IF HEARTS AND KIDNEYS THAT FUNCTIONED IN HUMANS COULD BE GROWN IN A PIG, the organ shortage would be all but over. More than 120,000 patients in the United States are on donor waiting lists, and 22 of them die every day. But successful xenotransplantation, the science of transplanting tissue from one species to another, has proved as elusive as cold fusion.

The feat seemed just around the corner 10 years ago (“That’s Some Pig,” Fall 2005).  Researchers had engineered a pig that lacked alpha-1,3-galactose, or Gal, a sugar in pig tissue that triggered acute rejection in primates. And researchers, including David Sachs at Massachusetts General Hospital, had discovered that they could improve tolerance of a foreign pig organ by the monkey immune system. They used a novel parallel procedure: transplanting either bone marrow or parts of the thymus, the gland that produces T-cells, from the donor animal at the time the organ was transplanted.

But those discoveries were soon followed by a stalemate. Immune systems in monkeys and baboons continued to attack the pig tissue as foreign. There was also concern that PERVs, viruses that pigs carry but aren’t harmed by, might infect human recipients. Xenotransplantation went back on the shelf.

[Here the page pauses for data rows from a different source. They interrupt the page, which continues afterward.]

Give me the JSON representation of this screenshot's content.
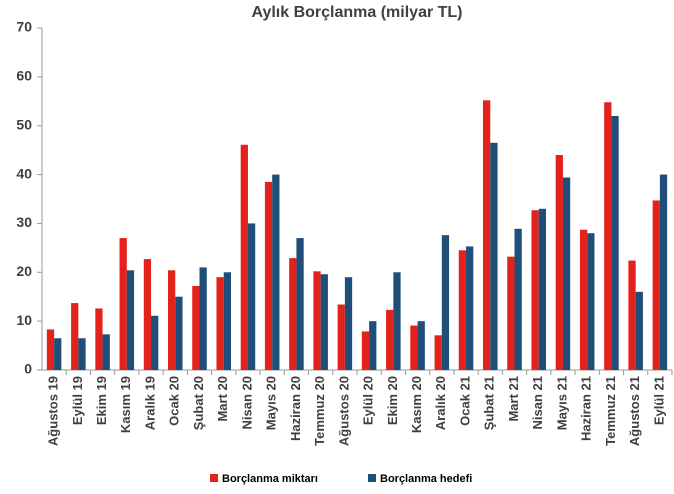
{
  "chart_data": {
    "type": "bar",
    "title": "Aylık Borçlanma (milyar TL)",
    "categories": [
      "Ağustos 19",
      "Eylül 19",
      "Ekim 19",
      "Kasım 19",
      "Aralık 19",
      "Ocak 20",
      "Şubat 20",
      "Mart 20",
      "Nisan 20",
      "Mayıs 20",
      "Haziran 20",
      "Temmuz 20",
      "Ağustos 20",
      "Eylül 20",
      "Ekim 20",
      "Kasım 20",
      "Aralık 20",
      "Ocak 21",
      "Şubat 21",
      "Mart 21",
      "Nisan 21",
      "Mayıs 21",
      "Haziran 21",
      "Temmuz 21",
      "Ağustos 21",
      "Eylül 21"
    ],
    "series": [
      {
        "name": "Borçlanma miktarı",
        "color": "#e3231b",
        "values": [
          8.3,
          13.7,
          12.6,
          27,
          22.7,
          20.4,
          17.2,
          19,
          46.1,
          38.5,
          22.9,
          20.2,
          13.4,
          7.9,
          12.3,
          9.1,
          7.1,
          24.5,
          55.2,
          23.2,
          32.7,
          44,
          28.7,
          54.8,
          22.4,
          34.7
        ]
      },
      {
        "name": "Borçlanma hedefi",
        "color": "#1f4e79",
        "values": [
          6.5,
          6.5,
          7.3,
          20.4,
          11.1,
          15,
          21,
          20,
          30,
          40,
          27,
          19.6,
          19,
          10,
          20,
          10,
          27.6,
          25.3,
          46.5,
          28.9,
          33,
          39.4,
          28,
          52,
          16,
          40
        ]
      }
    ],
    "ylim": [
      0,
      70
    ],
    "yticks": [
      0,
      10,
      20,
      30,
      40,
      50,
      60,
      70
    ],
    "grid": false,
    "legend": "bottom"
  }
}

Then last year, the game changed again. A team led by geneticist George Church of Harvard Medical School used CRISPR to modify 87 genes in pig embryos. CRISPR, a new gene editing technology that is derived from the immune systems of certain bacteria, allows researchers to alter genes with unprecedented accuracy. The researchers eliminated all 62 PERVs and modified another 25 genes involved in the immune system response.  Separately, a team at the National Institutes of Health shattered longevity records for pig-to-baboon transplants by splicing human genes into the pigs and using new immunosuppressant drugs. The baboon recipient of the pig heart lived for 945 days—more than five times the previous record.

Caution is still the watchword. While PERVs have been eliminated, other viruses might lurk in the pig genome. And more steps may be needed to prevent rejection by primate and human immune systems. Sachs has continued to explore the benefits of simultaneously transplanting bone marrow into the transplant recipient. Inserting the human gene CD47 into pig bone marrow prior to transplant of pig skin into a baboon, he found, appeared to lengthen the survival time of a skin transplant. Hearts, kidneys and lungs are next.

In other good news, private investors are returning to the field after sitting out the long drought. Revivicor, a division of the biotechnology company United Therapeutics, is pouring millions into developing pig organs for researchers using some of the gene-editing techniques developed over the past decade. Meanwhile, a company co-founded by George Church is working to create pigs whose genomes reflect his most recent breakthroughs in gene editing.

“The progress has been slow, much slower than a lot of us would have hoped,” says Sachs, who has been working on xenotransplantation since the 1980s. “But it has been steady. When you look back to when we first started xenotransplants, the survival of the pig kidney in a baboon was measured in minutes. Each decade since then has seen a progression, from minutes to weeks to months. Now, with genetic engineering, it may soon be measured in years, and that’s when I think it will really have an impact on saving people’s lives.”